Garfield, winning for the first time, dedicated his award “to the countless LGBTQ people who have fought and died for the right to live and love” and took a shot at the Supreme Court decision last week affirming a Colorado baker’s refusal to bake a cake for a same-sex wedding.

“We are all sacred, and we all belong, so let’s just bake a cake for everyone who wants a cake to be baked,” he said.

“The Band’s Visit,” an achingly delicate 90-minute show about an Egyptian police orchestra that for a single night is stranded in an Israeli desert town, was considered likely to beat out “Mean Girls” and “SpongeBob SquarePants: The Broadway Musical” — the most nominated shows — for the coveted best new musical prize. (“Frozen” is the fourth nominee.)

“The Band’s Visit” would be the fifth best new musical in a row to come out of the nonprofit theater world. The show began its life off-Broadway at the Atlantic Theater Company before transferring last fall.

— A Moment for Parkland

An especially poignant award this year went to Melody Herzfeld, a drama teacher at the Marjory Stoneman Douglas High School in Parkland, Florida, who honored for excellence in theater education.

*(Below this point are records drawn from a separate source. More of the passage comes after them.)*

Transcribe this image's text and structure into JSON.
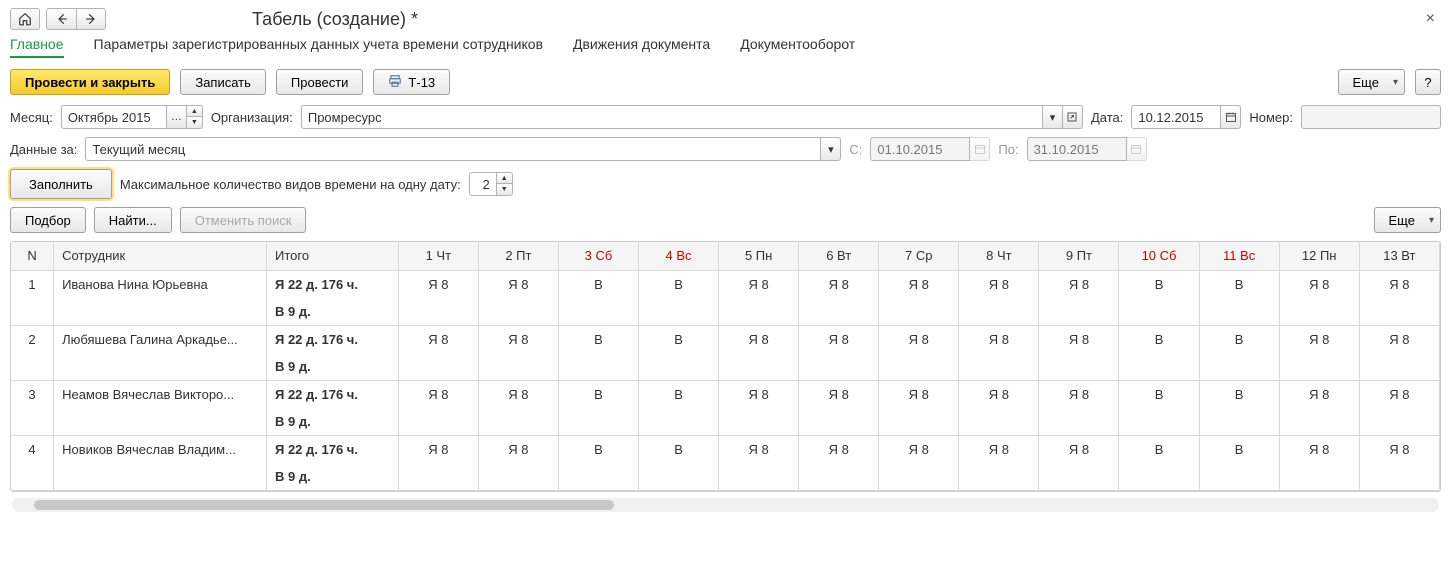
{
  "title": "Табель (создание) *",
  "tabs": [
    "Главное",
    "Параметры зарегистрированных данных учета времени сотрудников",
    "Движения документа",
    "Документооборот"
  ],
  "toolbar": {
    "post_close": "Провести и закрыть",
    "save": "Записать",
    "post": "Провести",
    "t13": "Т-13",
    "more": "Еще",
    "help": "?"
  },
  "form": {
    "month_label": "Месяц:",
    "month_value": "Октябрь 2015",
    "org_label": "Организация:",
    "org_value": "Промресурс",
    "date_label": "Дата:",
    "date_value": "10.12.2015",
    "number_label": "Номер:",
    "number_value": "",
    "data_for_label": "Данные за:",
    "data_for_value": "Текущий месяц",
    "from_label": "С:",
    "from_value": "01.10.2015",
    "to_label": "По:",
    "to_value": "31.10.2015",
    "fill": "Заполнить",
    "max_kinds_label": "Максимальное количество видов времени на одну дату:",
    "max_kinds_value": "2",
    "pick": "Подбор",
    "find": "Найти...",
    "cancel_find": "Отменить поиск"
  },
  "columns": {
    "n": "N",
    "emp": "Сотрудник",
    "sum": "Итого",
    "days": [
      {
        "label": "1 Чт",
        "weekend": false
      },
      {
        "label": "2 Пт",
        "weekend": false
      },
      {
        "label": "3 Сб",
        "weekend": true
      },
      {
        "label": "4 Вс",
        "weekend": true
      },
      {
        "label": "5 Пн",
        "weekend": false
      },
      {
        "label": "6 Вт",
        "weekend": false
      },
      {
        "label": "7 Ср",
        "weekend": false
      },
      {
        "label": "8 Чт",
        "weekend": false
      },
      {
        "label": "9 Пт",
        "weekend": false
      },
      {
        "label": "10 Сб",
        "weekend": true
      },
      {
        "label": "11 Вс",
        "weekend": true
      },
      {
        "label": "12 Пн",
        "weekend": false
      },
      {
        "label": "13 Вт",
        "weekend": false
      }
    ]
  },
  "rows": [
    {
      "n": "1",
      "emp": "Иванова Нина Юрьевна",
      "sum1": "Я 22 д.  176 ч.",
      "sum2": "В 9 д.",
      "cells": [
        "Я 8",
        "Я 8",
        "В",
        "В",
        "Я 8",
        "Я 8",
        "Я 8",
        "Я 8",
        "Я 8",
        "В",
        "В",
        "Я 8",
        "Я 8"
      ]
    },
    {
      "n": "2",
      "emp": "Любяшева Галина Аркадье...",
      "sum1": "Я 22 д.  176 ч.",
      "sum2": "В 9 д.",
      "cells": [
        "Я 8",
        "Я 8",
        "В",
        "В",
        "Я 8",
        "Я 8",
        "Я 8",
        "Я 8",
        "Я 8",
        "В",
        "В",
        "Я 8",
        "Я 8"
      ]
    },
    {
      "n": "3",
      "emp": "Неамов Вячеслав Викторо...",
      "sum1": "Я 22 д.  176 ч.",
      "sum2": "В 9 д.",
      "cells": [
        "Я 8",
        "Я 8",
        "В",
        "В",
        "Я 8",
        "Я 8",
        "Я 8",
        "Я 8",
        "Я 8",
        "В",
        "В",
        "Я 8",
        "Я 8"
      ]
    },
    {
      "n": "4",
      "emp": "Новиков Вячеслав Владим...",
      "sum1": "Я 22 д.  176 ч.",
      "sum2": "В 9 д.",
      "cells": [
        "Я 8",
        "Я 8",
        "В",
        "В",
        "Я 8",
        "Я 8",
        "Я 8",
        "Я 8",
        "Я 8",
        "В",
        "В",
        "Я 8",
        "Я 8"
      ]
    }
  ]
}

Herzfeld hid 65 students during the mass shooting at her school on Feb. 14, then later helped some of them use theater and song to express some of their feelings.

“All the goodness and tragedy that has brought me to this point will never be erased,” she said. “I remember on Feb. 7, in a circle with my students, encouraging them to be good to each other. And I remember only a week later, on Feb. 14, a perfect day, where all these lessons in my life and in their short lives would be called into action.”

— Born to Win

Bruce Springsteen got a special Tony Award just for being Bruce Springsteen.

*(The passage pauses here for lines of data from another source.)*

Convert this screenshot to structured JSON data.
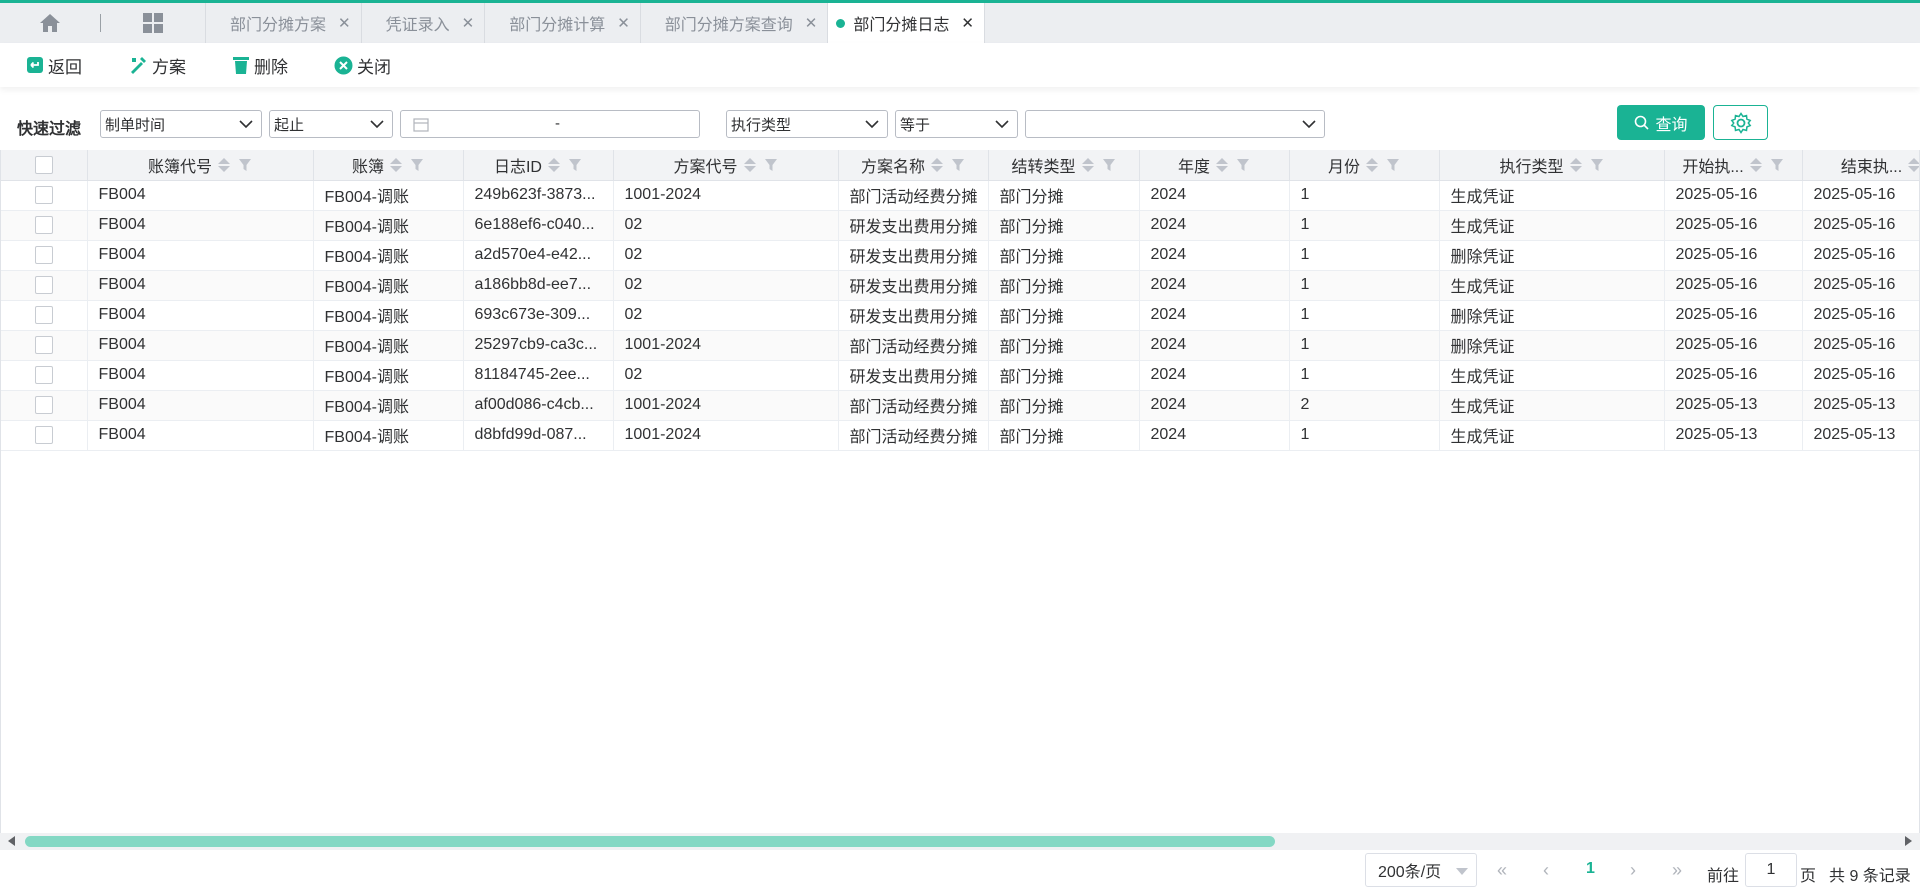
{
  "tabs": [
    {
      "label": "部门分摊方案",
      "active": false
    },
    {
      "label": "凭证录入",
      "active": false
    },
    {
      "label": "部门分摊计算",
      "active": false
    },
    {
      "label": "部门分摊方案查询",
      "active": false
    },
    {
      "label": "部门分摊日志",
      "active": true
    }
  ],
  "toolbar": {
    "back": "返回",
    "scheme": "方案",
    "delete": "删除",
    "close": "关闭"
  },
  "filter": {
    "label": "快速过滤",
    "field1": "制单时间",
    "range": "起止",
    "date_sep": "-",
    "field2": "执行类型",
    "operator": "等于",
    "value": "",
    "query_button": "查询"
  },
  "table": {
    "columns": [
      "账簿代号",
      "账簿",
      "日志ID",
      "方案代号",
      "方案名称",
      "结转类型",
      "年度",
      "月份",
      "执行类型",
      "开始执...",
      "结束执..."
    ],
    "rows": [
      [
        "FB004",
        "FB004-调账",
        "249b623f-3873...",
        "1001-2024",
        "部门活动经费分摊",
        "部门分摊",
        "2024",
        "1",
        "生成凭证",
        "2025-05-16",
        "2025-05-16"
      ],
      [
        "FB004",
        "FB004-调账",
        "6e188ef6-c040...",
        "02",
        "研发支出费用分摊",
        "部门分摊",
        "2024",
        "1",
        "生成凭证",
        "2025-05-16",
        "2025-05-16"
      ],
      [
        "FB004",
        "FB004-调账",
        "a2d570e4-e42...",
        "02",
        "研发支出费用分摊",
        "部门分摊",
        "2024",
        "1",
        "删除凭证",
        "2025-05-16",
        "2025-05-16"
      ],
      [
        "FB004",
        "FB004-调账",
        "a186bb8d-ee7...",
        "02",
        "研发支出费用分摊",
        "部门分摊",
        "2024",
        "1",
        "生成凭证",
        "2025-05-16",
        "2025-05-16"
      ],
      [
        "FB004",
        "FB004-调账",
        "693c673e-309...",
        "02",
        "研发支出费用分摊",
        "部门分摊",
        "2024",
        "1",
        "删除凭证",
        "2025-05-16",
        "2025-05-16"
      ],
      [
        "FB004",
        "FB004-调账",
        "25297cb9-ca3c...",
        "1001-2024",
        "部门活动经费分摊",
        "部门分摊",
        "2024",
        "1",
        "删除凭证",
        "2025-05-16",
        "2025-05-16"
      ],
      [
        "FB004",
        "FB004-调账",
        "81184745-2ee...",
        "02",
        "研发支出费用分摊",
        "部门分摊",
        "2024",
        "1",
        "生成凭证",
        "2025-05-16",
        "2025-05-16"
      ],
      [
        "FB004",
        "FB004-调账",
        "af00d086-c4cb...",
        "1001-2024",
        "部门活动经费分摊",
        "部门分摊",
        "2024",
        "2",
        "生成凭证",
        "2025-05-13",
        "2025-05-13"
      ],
      [
        "FB004",
        "FB004-调账",
        "d8bfd99d-087...",
        "1001-2024",
        "部门活动经费分摊",
        "部门分摊",
        "2024",
        "1",
        "生成凭证",
        "2025-05-13",
        "2025-05-13"
      ]
    ]
  },
  "pager": {
    "page_size": "200条/页",
    "current_page": "1",
    "goto_label": "前往",
    "goto_value": "1",
    "page_label": "页",
    "total": "共 9 条记录"
  },
  "colors": {
    "accent": "#1ab394",
    "scroll_thumb": "#84d8c4"
  }
}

Well, actually, it’s a little more complicated: He was recognized for his ecstatically reviewed and totally sold-out show, “Springsteen on Broadway,” during which he sings stripped-down versions of some of his best-known songs and tells stories from his memoir. The show opened in October and is scheduled to close in December.

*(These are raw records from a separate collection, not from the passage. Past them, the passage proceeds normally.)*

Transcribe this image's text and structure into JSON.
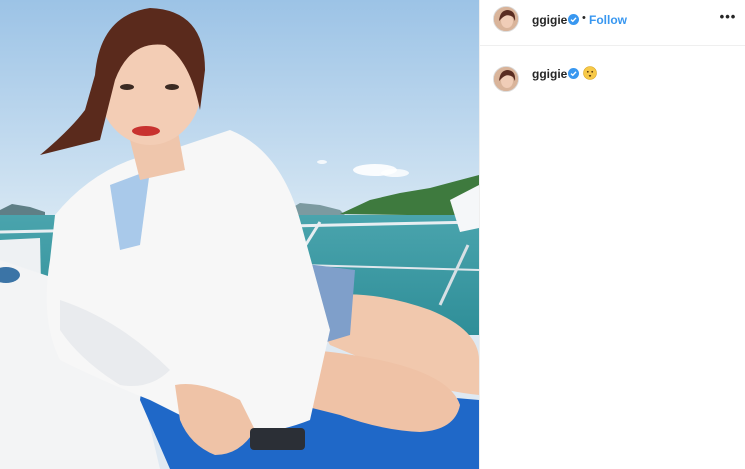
{
  "post": {
    "username": "ggigie",
    "follow_label": "Follow",
    "separator": "•",
    "more_label": "•••",
    "caption_emoji": "neutral-face-emoji"
  },
  "colors": {
    "follow": "#3897f0",
    "verified": "#3897f0",
    "divider": "#efefef"
  }
}
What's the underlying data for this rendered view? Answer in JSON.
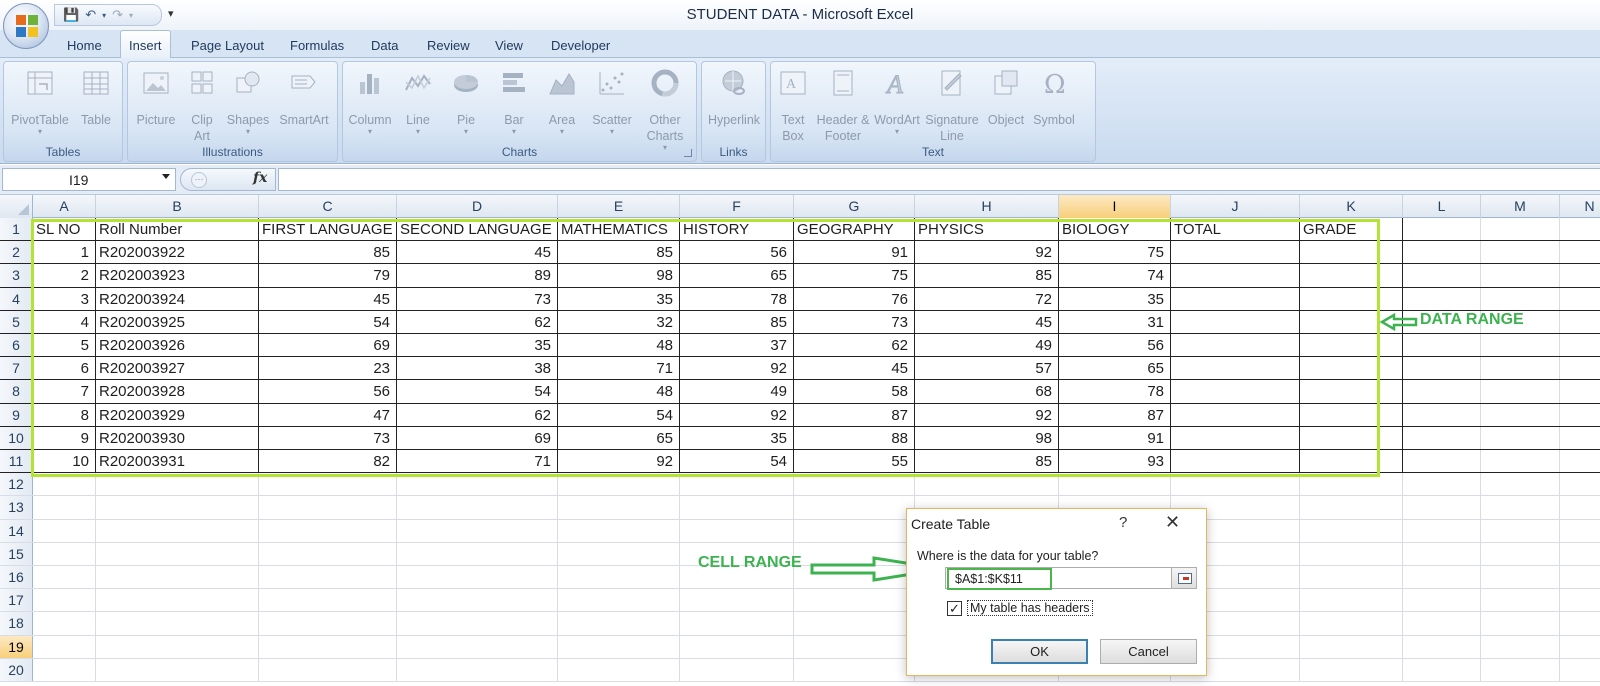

“Thanks for making me feel so welcome on your block,” Springsteen said in accepting the award to rousing applause.

John Leguizamo, the actor, writer and comedian, also received a special Tony “for his body of work and for his commitment to the theater, bringing diverse stories and audiences to Broadway for three decades.” This past season, Leguizamo appeared in “Latin History for Morons,” his fourth solo show on Broadway.

“I just want to say: I’m an immigrant, and I’m not an animal,” Leguizamo said, alluding to a comment by President Donald Trump about some unauthorized immigrants, and tearing up as he paid tribute to victims of Hurricane Maria, which devastated Puerto Rico last year. “My hope is that someday our stories won’t be the exception, but the rule.” Other prizes that were granted before the broadcast began: composer Andrew Lloyd Webber — one of the most successful musical theater writers and producers in history — received a lifetime achievement award, as did Chita Rivera, a revered Broadway dancer and actor whose credits include originating the role of Anita in “West Side Story.”

“By the way: there’s still a lot of salt left in this shaker,” Rivera, who is 85, said, reflecting on her intention to keep performing.

Lloyd Webber, who is 70 years old, had already won seven Tony Awards, including for “Cats” and “The Phantom of the Opera”; Rivera had won as a performer in “The Rink” and “Kiss of the Spider Woman.”

“All I wanted to be was Richard Rodgers,” Lloyd Webber said, referring to the legendary Broadway composer. “I never dreamed that I, a Brit of all things, would one day be honored with the same award my idol won.”

And a New York Times photographer, Sara Krulwich, became the first journalist recognized with a Tony Honor for Excellence in Theater, for her decades of photographing Broadway shows. Her award was given Monday.